Globe Telecom Future Earnings Per Share Growth
Risks
What could happen that would invalidate this narrative?- Accelerating digitalization and rapidly growing data consumption in the Philippines are driving sustained demand for connectivity services, as evidenced by a 7% quarter-on-quarter improvement in mobile data ARPU and substantial growth in 5G adoption, which positions Globe to boost its revenues and maintain market leadership.
- Globe's cost optimization and capital efficiency programs have led to robust EBITDA margins above 50%, a 3% sequential EBITDA increase, and a 33% reduction in capital expenditure, all of which support improved profitability and free cash flow that could fuel future earnings and dividend sustainability.
- The transformation of GCash and Mynt into a leading digital financial ecosystem, contributing 26% of Globe's pretax income and showing an impressive 78% year-on-year rise in equity earnings, creates diversified, high-growth revenue streams beyond Globe's core telecom operations, supporting long-term net income and EBITDA growth.
- Globe's strategic investments in 5G infrastructure, fiber rollouts, and data center expansion (including projects like STT GDC Philippines) place the company at the forefront of next-generation digital infrastructure, allowing it to capture higher-value enterprise, data, and ICT revenues, with direct benefits to top-line growth and earnings resilience.

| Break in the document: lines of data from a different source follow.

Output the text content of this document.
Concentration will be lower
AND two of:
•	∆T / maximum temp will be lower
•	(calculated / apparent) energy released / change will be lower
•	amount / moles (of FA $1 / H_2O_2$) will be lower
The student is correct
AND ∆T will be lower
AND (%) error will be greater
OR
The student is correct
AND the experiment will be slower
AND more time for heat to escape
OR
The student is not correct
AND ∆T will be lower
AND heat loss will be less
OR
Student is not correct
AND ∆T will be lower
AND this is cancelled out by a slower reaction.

- Demographic trends such as population growth, continued urbanization, and increasing digital habituation among Filipinos are driving an expanding subscriber base and deeper monetization per user, setting the stage for sustainable ARPU growth and long-term improvement in Globe's service revenues.
Valuation
How have all the factors above been brought together to estimate a fair value?- The assumed bearish price target for Globe Telecom is ₱1744.57, which represents two standard deviations below the consensus price target of ₱2374.0. This valuation is based on what can be assumed as the expectations of Globe Telecom's future earnings growth, profit margins and other risk factors from analysts on the more bearish end of the spectrum.

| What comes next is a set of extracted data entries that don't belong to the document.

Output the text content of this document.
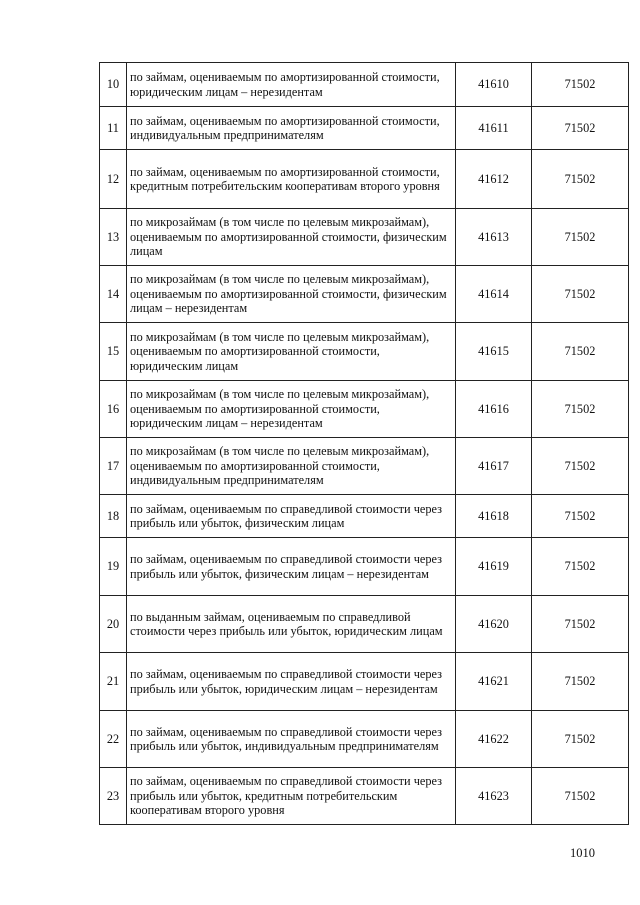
10	по займам, оцениваемым по амортизированной стоимости, юридическим лицам – нерезидентам	41610	71502
11	по займам, оцениваемым по амортизированной стоимости, индивидуальным предпринимателям	41611	71502
12	по займам, оцениваемым по амортизированной стоимости, кредитным потребительским кооперативам второго уровня	41612	71502
13	по микрозаймам (в том числе по целевым микрозаймам), оцениваемым по амортизированной стоимости, физическим лицам	41613	71502
14	по микрозаймам (в том числе по целевым микрозаймам), оцениваемым по амортизированной стоимости, физическим лицам – нерезидентам	41614	71502
15	по микрозаймам (в том числе по целевым микрозаймам), оцениваемым по амортизированной стоимости, юридическим лицам	41615	71502
16	по микрозаймам (в том числе по целевым микрозаймам), оцениваемым по амортизированной стоимости, юридическим лицам – нерезидентам	41616	71502
17	по микрозаймам (в том числе по целевым микрозаймам), оцениваемым по амортизированной стоимости, индивидуальным предпринимателям	41617	71502
18	по займам, оцениваемым по справедливой стоимости через прибыль или убыток, физическим лицам	41618	71502
19	по займам, оцениваемым по справедливой стоимости через прибыль или убыток, физическим лицам – нерезидентам	41619	71502
20	по выданным займам, оцениваемым по справедливой стоимости через прибыль или убыток, юридическим лицам	41620	71502
21	по займам, оцениваемым по справедливой стоимости через прибыль или убыток, юридическим лицам – нерезидентам	41621	71502
22	по займам, оцениваемым по справедливой стоимости через прибыль или убыток, индивидуальным предпринимателям	41622	71502
23	по займам, оцениваемым по справедливой стоимости через прибыль или убыток, кредитным потребительским кооперативам второго уровня	41623	71502
1010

- However, there is a degree of disagreement amongst analysts, with the most bullish reporting a price target of ₱2750.0, and the most bearish reporting a price target of just ₱1650.0.
- In order for you to agree with the bearish analysts, you'd need to believe that by 2028, revenues will be ₱176.2 billion, earnings will come to ₱33.3 billion, and it would be trading on a PE ratio of 10.7x, assuming you use a discount rate of 12.3%.
- Given the current share price of ₱1720.0, the bearish analyst price target of ₱1744.57 is 1.4% higher. The relatively low difference between the current share price and the analyst bearish price target indicates that they believe on average, the company is fairly priced.
- We always encourage you to reach your own conclusions though. So sense check these analyst numbers against your own assumptions and expectations based on your understanding of the business and what you believe is probable.
How well do narratives help inform your perspective?
Disclaimer
AnalystLowTarget is a tool utilizing a Large Language Model (LLM) that ingests data on consensus price targets, forecasted revenue and earnings figures, as well as the transcripts of earnings calls to produce qualitative analysis. The narratives produced by AnalystLowTarget are general in nature and are based solely on analyst data and publicly-available material published by the respective companies. These scenarios are not indicative of the company's future performance and are exploratory in nature. Simply Wall St has no position in the company(s) mentioned. Simply Wall St may provide the securities issuer or related entities with website advertising services for a fee, on an arm's length basis. These relationships have no impact on the way we conduct our business, the content we host, or how our content is served to users. The price targets and estimates used are consensus data, and do not constitute a recommendation to buy or sell any stock, and they do not take account of your objectives, or your financial situation. Note that AnalystLowTarget's analysis may not factor in the latest price-sensitive company announcements or qualitative material.